Renewal is why he still has the stomach to refashion the classic Chanel 2.55 quilted bag as an alcohol ankle-tag holder, why he can be bothered to house 40 iPods with every genre of music known, why, having all but ended his formal education at 14, he became an autodidact, why he will never stop working and why, presumably, he allowed the young director Rodolphe Marconi unprecedented access to film him for months for Lagerfeld Confidential. “Oh that,” he says dismissively. “It shows nothing. It was a game – I like being a puppeteer.”
I’m not sure that the film is as unrevealing as he maintains. If nothing else, it hints at a solitude away from the madding crowd that could turn quite dark. His world view can certainly be bleak. “We deserve nothing, least of all happiness,” he says at one point, explaining where his godchildren go wrong. “Like most young people they expect too much. Everything has to be so emotional today. Emotion is so overrated.”

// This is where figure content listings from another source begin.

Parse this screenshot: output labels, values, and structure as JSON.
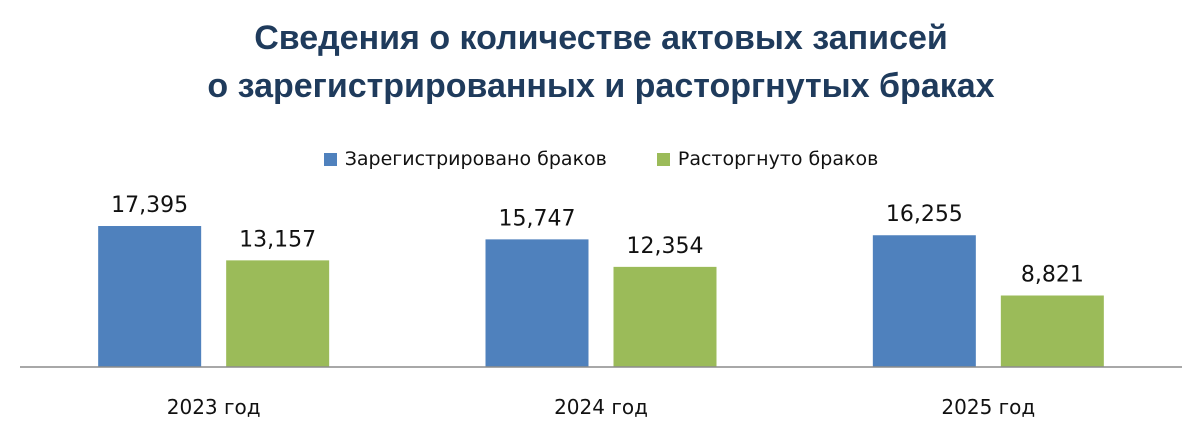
{
  "title_lines": [
    "Сведения о количестве актовых записей",
    "о зарегистрированных и расторгнутых браках"
  ],
  "chart_data": {
    "type": "bar",
    "categories": [
      "2023 год",
      "2024 год",
      "2025 год"
    ],
    "series": [
      {
        "name": "Зарегистрировано  браков",
        "color": "#4f81bd",
        "values": [
          17395,
          15747,
          16255
        ],
        "labels": [
          "17,395",
          "15,747",
          "16,255"
        ]
      },
      {
        "name": "Расторгнуто браков",
        "color": "#9bbb59",
        "values": [
          13157,
          12354,
          8821
        ],
        "labels": [
          "13,157",
          "12,354",
          "8,821"
        ]
      }
    ],
    "ylim": [
      0,
      19000
    ],
    "grid": false,
    "legend": "top-center"
  }
}
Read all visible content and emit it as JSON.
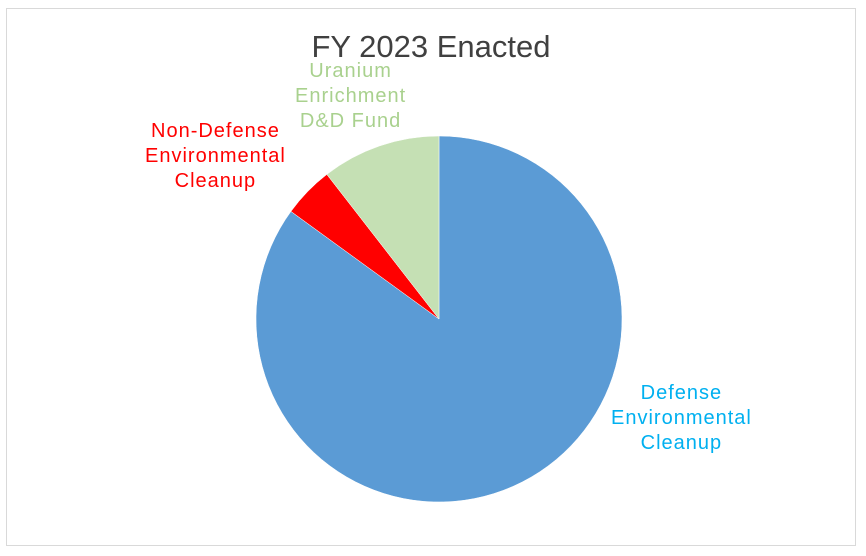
{
  "chart_data": {
    "type": "pie",
    "title": "FY 2023 Enacted",
    "slices": [
      {
        "name": "Defense Environmental Cleanup",
        "label_lines": [
          "Defense",
          "Environmental",
          "Cleanup"
        ],
        "value": 85,
        "color": "#5b9bd5",
        "label_color": "#00b0f0"
      },
      {
        "name": "Non-Defense Environmental Cleanup",
        "label_lines": [
          "Non-Defense",
          "Environmental",
          "Cleanup"
        ],
        "value": 4.5,
        "color": "#ff0000",
        "label_color": "#ff0000"
      },
      {
        "name": "Uranium Enrichment D&D Fund",
        "label_lines": [
          "Uranium",
          "Enrichment",
          "D&D Fund"
        ],
        "value": 10.5,
        "color": "#c5e0b4",
        "label_color": "#a9d18e"
      }
    ]
  }
}
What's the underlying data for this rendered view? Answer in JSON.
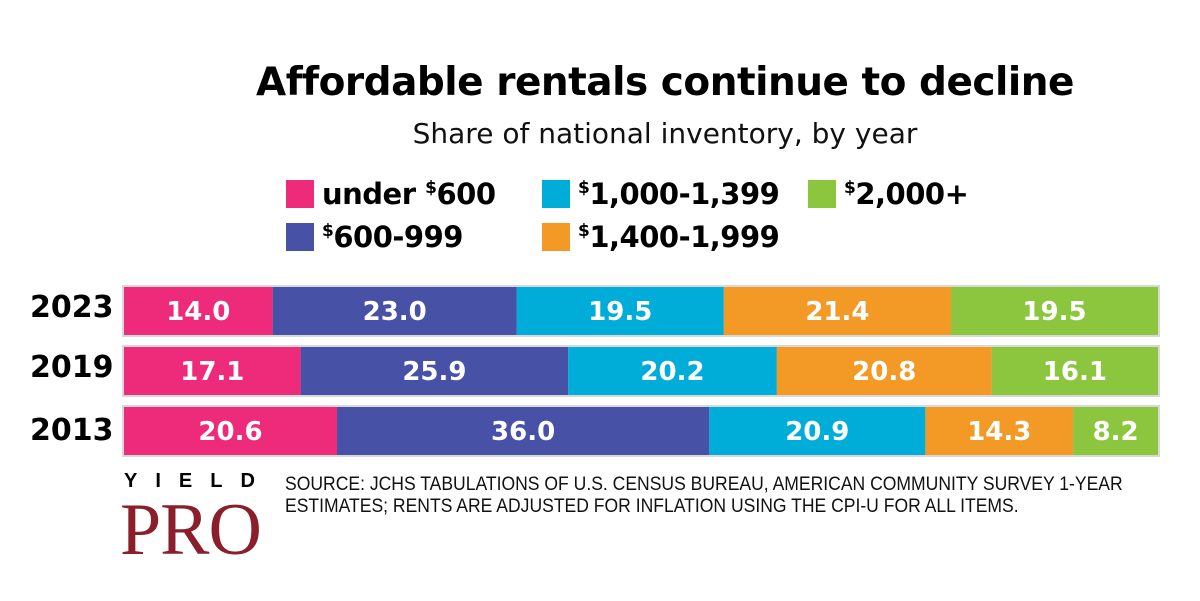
{
  "chart_data": {
    "type": "bar",
    "orientation": "horizontal",
    "stacked": true,
    "title": "Affordable rentals continue to decline",
    "subtitle": "Share of national inventory, by year",
    "categories": [
      "2023",
      "2019",
      "2013"
    ],
    "series": [
      {
        "name": "under $600",
        "color": "#ee2a7b",
        "values": [
          14.0,
          17.1,
          20.6
        ],
        "labels": [
          "14.0",
          "17.1",
          "20.6"
        ]
      },
      {
        "name": "$600-999",
        "color": "#4751a6",
        "values": [
          23.0,
          25.9,
          36.0
        ],
        "labels": [
          "23.0",
          "25.9",
          "36.0"
        ]
      },
      {
        "name": "$1,000-1,399",
        "color": "#00add8",
        "values": [
          19.5,
          20.2,
          20.9
        ],
        "labels": [
          "19.5",
          "20.2",
          "20.9"
        ]
      },
      {
        "name": "$1,400-1,999",
        "color": "#f39a26",
        "values": [
          21.4,
          20.8,
          14.3
        ],
        "labels": [
          "21.4",
          "20.8",
          "14.3"
        ]
      },
      {
        "name": "$2,000+",
        "color": "#8cc63f",
        "values": [
          19.5,
          16.1,
          8.2
        ],
        "labels": [
          "19.5",
          "16.1",
          "8.2"
        ]
      }
    ],
    "xlim": [
      0,
      100
    ],
    "grid": false,
    "legend_position": "top"
  },
  "legend": [
    {
      "prefix": "under ",
      "sup": "$",
      "rest": "600"
    },
    {
      "prefix": "",
      "sup": "$",
      "rest": "600-999"
    },
    {
      "prefix": "",
      "sup": "$",
      "rest": "1,000-1,399"
    },
    {
      "prefix": "",
      "sup": "$",
      "rest": "1,400-1,999"
    },
    {
      "prefix": "",
      "sup": "$",
      "rest": "2,000+"
    }
  ],
  "source": "SOURCE: JCHS TABULATIONS OF U.S. CENSUS BUREAU, AMERICAN COMMUNITY SURVEY 1-YEAR ESTIMATES; RENTS ARE ADJUSTED FOR INFLATION USING THE CPI-U FOR ALL ITEMS.",
  "logo": {
    "top": "YIELD",
    "bottom": "PRO"
  }
}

Does he mean this, or is it for effect? Should we resort to Freud to explain that the famous acquisitiveness is trying to fill some kind of hole, or assume that the houses, furniture, and the 19 trunks he packs for a week’s trip are wily affectations to entertain the press. Lagerfeld is not a fan of Freud. “Psychoanalysis kills creativity. It’s just a way for people to get some attention from someone other than themselves for an hour.”
The film allowed him more control than last year’s book The Beautiful Fall, Alicia Drake’s account of Saint Laurent and Lagerfeld, which contradicted the latter’s own account of his upbringing, and angered him to the extent that he took legal action against what he saw as an invasion of privacy.
Officially, he was born in 1938 and raised in the countryside outside Hamburg in considerable splendour. (Although he now says that he’s saving the full story for a posthumous autobiography, “and there will be some surprises, nothing is quite what everyone thinks”.) His father, the one with the Calvinist work ethic, owned a condensed-milk factory. His mother, the one with the unconventional approach to child-rearing, told him to speak faster because, while he was 6, she wasn’t, and if he wished to maintain her attention, he’d have to learn to precis. “Harsh, yes. One had to fight for her attention. But she was the perfect mother for me.”
Clearly their relationship worked. He liked his mother’s style, not just her contempt for the 1950s (“she vomited over all that phoney elegance”), but the fact that she stood up for him when one of his teachers demanded that he get his hair cut. “She said ‘What are you, a Nazi?’ That was pretty shocking for the time.” She liked his precocity – he certainly learnt how to amuse her more than his sisters, “in whom”, he says matter-of-factly, “no one was interested”. Surrounded by adults from another century (his godfather, “the chicest man I ever saw”, was born in 1868 and once slapped Lagerfeld around the face because he’d never heard of Ferdinand Freiligrath, a minor German poet), it doesn’t require a huge leap of the imagination to understand why he didn’t forge lasting bonds with the local children.